Las preguntas eran cada vez más frecuentes:

Mamá, ¿papá sigue vivo?

Claro, mi vida, está lejos, pero sigue con nosotros.

¿Y si no vuelve?

Ana sonrió con amargura.

Entonces seremos tres. Y nos bastaremos.

Una tarde, el cartero le entregó una carta.

Las palabras cayeron como cuchillos:

*”Ana, no me odies. Conocí a otra mujer. Me caso aquí, tengo otra vida. Cuida de los niños. Iker.”*

La mujer se quedó inmóvil varios minutos.

Luego rompió la carta y la arrojó al fuego.

No quería que los niños vieran el dolor en sus ojos.

¿Qué pasa, mamá? preguntó María.

Nada, mi niña. Tu padre dice que enviará dinero el mes que viene.

Pero el dinero nunca llegó.

Los años pasaron.

Ana envejeció de pronto, con la espalda encogida y las manos agrietadas.

Pero la casa estaba limpia, el huerto florecía y los niños, bien criados.

Andrés trabajaba en la ciudad, María estudiaba.

Una tarde, casi veinte años después, la verja chirrió.

Iker.

Canoso, bien vestido, con una maleta en la mano.

Ana salió al portal.

Buenas tardes murmuró él.

¿Qué buscas aquí, Iker?

He venido a casa.

La mujer guardó silencio.

Detrás de ella, Andrés se detuvo, mirándolo fijo.

¿Quién es, mamá?

Tu padre.

Silencio.

Un silencio espeso, cortante.

Andrés cruzó los brazos.

Para mí, eres un huérfano.

Hijo, déjame explicarte

¡Tuviste veinte años para explicarte! ¡Tuviste mi infancia, mi adolescencia, mis problemas! ¿Dónde estabas?

Iker bajó la mirada.

Cometí un error fui un necio.

No. Fuiste un cobarde.

Andrés

¡No me llames así!

Ana alzó levemente la mano.

Basta. Pasa, Iker.

Entró, avergonzado. La casa olía a limpio, a pan recién horneado.

No hay rastro de mí aquí dijo, mirando alrededor.

La vida sigue. Solo tú te quedaste atrás, entre extraños.

Iker intentó sostener su mirada.

Ana, yo nunca fui feliz.

Pero elegiste, Iker.

Era joven, tonto, cegado por otra mujer creí que podía empezar de cero.

¿Y qué quieres ahora?

Permíteme quedarme. Contigo. Con los míos.

Ana sonrió con amargura.

¿Conmigo? ¿Después de veinte años?

Mira, tengo dinero. Podemos arreglar la casa, vivir bien.

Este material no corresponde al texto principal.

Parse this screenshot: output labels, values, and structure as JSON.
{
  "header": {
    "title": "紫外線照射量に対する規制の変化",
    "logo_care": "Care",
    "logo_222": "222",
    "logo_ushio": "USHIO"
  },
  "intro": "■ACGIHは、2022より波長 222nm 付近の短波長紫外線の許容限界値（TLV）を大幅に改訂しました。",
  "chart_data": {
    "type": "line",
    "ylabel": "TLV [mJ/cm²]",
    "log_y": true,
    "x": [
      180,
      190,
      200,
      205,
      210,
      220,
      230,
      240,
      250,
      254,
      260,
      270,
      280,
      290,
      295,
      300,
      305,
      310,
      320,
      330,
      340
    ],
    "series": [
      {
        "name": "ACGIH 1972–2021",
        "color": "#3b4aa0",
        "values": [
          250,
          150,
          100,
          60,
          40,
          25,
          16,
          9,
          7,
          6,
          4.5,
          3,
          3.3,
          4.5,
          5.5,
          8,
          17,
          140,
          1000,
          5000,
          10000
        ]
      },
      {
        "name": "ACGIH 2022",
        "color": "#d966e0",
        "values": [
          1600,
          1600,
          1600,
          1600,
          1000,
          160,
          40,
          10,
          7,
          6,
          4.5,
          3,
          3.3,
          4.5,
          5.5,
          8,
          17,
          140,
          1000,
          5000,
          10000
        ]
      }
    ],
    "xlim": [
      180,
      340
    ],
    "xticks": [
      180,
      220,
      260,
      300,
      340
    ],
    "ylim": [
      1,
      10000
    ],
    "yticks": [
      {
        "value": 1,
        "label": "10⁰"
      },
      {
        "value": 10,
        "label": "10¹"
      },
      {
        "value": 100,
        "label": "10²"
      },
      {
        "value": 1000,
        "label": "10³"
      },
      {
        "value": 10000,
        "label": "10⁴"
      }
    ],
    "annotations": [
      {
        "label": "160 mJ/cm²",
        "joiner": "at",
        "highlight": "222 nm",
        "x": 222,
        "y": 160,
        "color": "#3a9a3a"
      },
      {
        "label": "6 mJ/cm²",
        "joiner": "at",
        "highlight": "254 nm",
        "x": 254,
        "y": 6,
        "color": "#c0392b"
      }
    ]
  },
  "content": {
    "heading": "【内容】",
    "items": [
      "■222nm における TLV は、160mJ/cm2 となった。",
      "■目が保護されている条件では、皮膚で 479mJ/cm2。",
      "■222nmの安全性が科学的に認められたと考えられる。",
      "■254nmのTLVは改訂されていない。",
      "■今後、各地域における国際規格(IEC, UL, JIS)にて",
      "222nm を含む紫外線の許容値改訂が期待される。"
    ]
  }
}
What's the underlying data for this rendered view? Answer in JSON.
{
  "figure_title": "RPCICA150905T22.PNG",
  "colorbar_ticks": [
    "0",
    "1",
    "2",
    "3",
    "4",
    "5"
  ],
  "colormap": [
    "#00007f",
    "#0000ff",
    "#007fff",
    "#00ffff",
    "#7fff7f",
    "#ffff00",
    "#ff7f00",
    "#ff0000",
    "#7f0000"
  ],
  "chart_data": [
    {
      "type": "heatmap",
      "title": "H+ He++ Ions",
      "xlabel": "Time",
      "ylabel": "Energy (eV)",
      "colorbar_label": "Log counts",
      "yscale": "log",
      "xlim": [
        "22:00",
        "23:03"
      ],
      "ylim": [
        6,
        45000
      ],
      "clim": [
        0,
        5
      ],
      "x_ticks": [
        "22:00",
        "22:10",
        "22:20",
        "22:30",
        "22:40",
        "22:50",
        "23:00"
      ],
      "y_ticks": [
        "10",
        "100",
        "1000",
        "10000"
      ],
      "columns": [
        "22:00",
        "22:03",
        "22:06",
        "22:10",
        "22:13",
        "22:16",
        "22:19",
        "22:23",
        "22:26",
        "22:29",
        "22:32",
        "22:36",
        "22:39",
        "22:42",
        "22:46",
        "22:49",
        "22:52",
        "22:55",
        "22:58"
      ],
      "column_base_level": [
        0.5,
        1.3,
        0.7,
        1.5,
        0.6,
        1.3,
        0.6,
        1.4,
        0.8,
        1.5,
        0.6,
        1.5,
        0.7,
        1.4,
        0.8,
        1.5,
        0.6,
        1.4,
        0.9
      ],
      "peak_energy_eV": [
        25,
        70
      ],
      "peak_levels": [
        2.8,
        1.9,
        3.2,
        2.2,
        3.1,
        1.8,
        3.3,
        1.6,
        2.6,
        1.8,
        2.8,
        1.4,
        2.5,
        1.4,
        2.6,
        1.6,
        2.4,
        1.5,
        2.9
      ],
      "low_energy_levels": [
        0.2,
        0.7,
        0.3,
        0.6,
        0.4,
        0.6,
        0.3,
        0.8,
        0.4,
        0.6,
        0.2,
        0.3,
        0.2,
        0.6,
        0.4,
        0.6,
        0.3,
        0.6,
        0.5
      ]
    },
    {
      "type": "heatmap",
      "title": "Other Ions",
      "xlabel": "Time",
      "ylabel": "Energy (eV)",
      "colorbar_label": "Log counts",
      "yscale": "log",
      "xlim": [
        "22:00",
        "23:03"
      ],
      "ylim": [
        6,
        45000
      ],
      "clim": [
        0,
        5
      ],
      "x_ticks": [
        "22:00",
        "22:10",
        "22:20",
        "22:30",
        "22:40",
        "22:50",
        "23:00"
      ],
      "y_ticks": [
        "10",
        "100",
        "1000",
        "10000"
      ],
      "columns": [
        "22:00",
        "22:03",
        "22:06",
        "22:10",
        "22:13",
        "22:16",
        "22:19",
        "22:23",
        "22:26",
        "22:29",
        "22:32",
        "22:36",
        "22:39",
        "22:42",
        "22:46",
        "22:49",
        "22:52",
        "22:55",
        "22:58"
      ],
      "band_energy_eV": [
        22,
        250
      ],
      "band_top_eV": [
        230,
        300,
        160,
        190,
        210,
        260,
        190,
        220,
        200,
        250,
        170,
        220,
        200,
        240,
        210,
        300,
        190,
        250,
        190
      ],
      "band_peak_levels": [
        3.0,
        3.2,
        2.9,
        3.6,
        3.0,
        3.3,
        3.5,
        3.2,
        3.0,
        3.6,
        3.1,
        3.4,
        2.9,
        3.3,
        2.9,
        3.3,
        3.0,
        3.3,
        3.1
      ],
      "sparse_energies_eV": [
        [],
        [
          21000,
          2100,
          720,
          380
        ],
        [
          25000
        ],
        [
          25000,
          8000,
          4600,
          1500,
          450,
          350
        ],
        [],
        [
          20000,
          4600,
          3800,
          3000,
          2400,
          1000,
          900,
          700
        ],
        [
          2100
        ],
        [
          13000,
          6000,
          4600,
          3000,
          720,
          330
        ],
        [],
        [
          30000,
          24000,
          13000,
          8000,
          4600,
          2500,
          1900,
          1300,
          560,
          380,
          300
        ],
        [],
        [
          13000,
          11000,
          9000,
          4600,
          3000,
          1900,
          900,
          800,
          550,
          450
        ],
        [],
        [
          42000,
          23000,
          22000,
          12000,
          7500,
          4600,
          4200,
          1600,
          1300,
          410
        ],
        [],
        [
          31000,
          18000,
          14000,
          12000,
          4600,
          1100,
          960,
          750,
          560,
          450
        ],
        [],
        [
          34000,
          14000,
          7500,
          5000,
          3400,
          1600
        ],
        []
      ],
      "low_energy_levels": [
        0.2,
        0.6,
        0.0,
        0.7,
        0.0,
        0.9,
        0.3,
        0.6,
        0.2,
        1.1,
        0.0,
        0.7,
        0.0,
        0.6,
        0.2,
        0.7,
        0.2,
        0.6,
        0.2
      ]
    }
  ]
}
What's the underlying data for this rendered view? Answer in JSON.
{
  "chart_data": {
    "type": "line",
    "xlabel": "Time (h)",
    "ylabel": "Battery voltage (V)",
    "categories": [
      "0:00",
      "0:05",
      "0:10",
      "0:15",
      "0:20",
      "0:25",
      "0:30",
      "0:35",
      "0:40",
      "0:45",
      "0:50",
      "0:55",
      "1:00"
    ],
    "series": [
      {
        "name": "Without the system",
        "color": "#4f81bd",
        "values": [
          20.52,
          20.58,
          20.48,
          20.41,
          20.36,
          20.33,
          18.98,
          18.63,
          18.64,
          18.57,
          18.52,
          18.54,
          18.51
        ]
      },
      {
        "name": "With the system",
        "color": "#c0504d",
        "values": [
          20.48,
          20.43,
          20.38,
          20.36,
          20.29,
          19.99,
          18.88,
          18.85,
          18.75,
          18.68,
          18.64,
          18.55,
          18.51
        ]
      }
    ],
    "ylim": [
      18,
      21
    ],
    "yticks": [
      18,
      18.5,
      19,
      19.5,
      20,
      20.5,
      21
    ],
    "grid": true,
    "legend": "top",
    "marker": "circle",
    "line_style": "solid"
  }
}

No necesito tu dinero. He vivido con dignidad, no de limosna.

Iker cayó de rodillas.

Perdóname.

Hace tiempo que te perdoné, Iker. Pero no puedo volver atrás.

Andrés salió al patio.

Iker lo siguió.

Hijo, no me odies.

No te odio. Pero no puedo quererte.

Quizá con tiempo

Quizá. Pero hoy no.

Iker se fue otra vez.

Esta vez, sin promesas.

Dejó una bolsa con dinero junto a la verja.

Nadie la tocó.

Meses después, el cartero llegó de nuevo.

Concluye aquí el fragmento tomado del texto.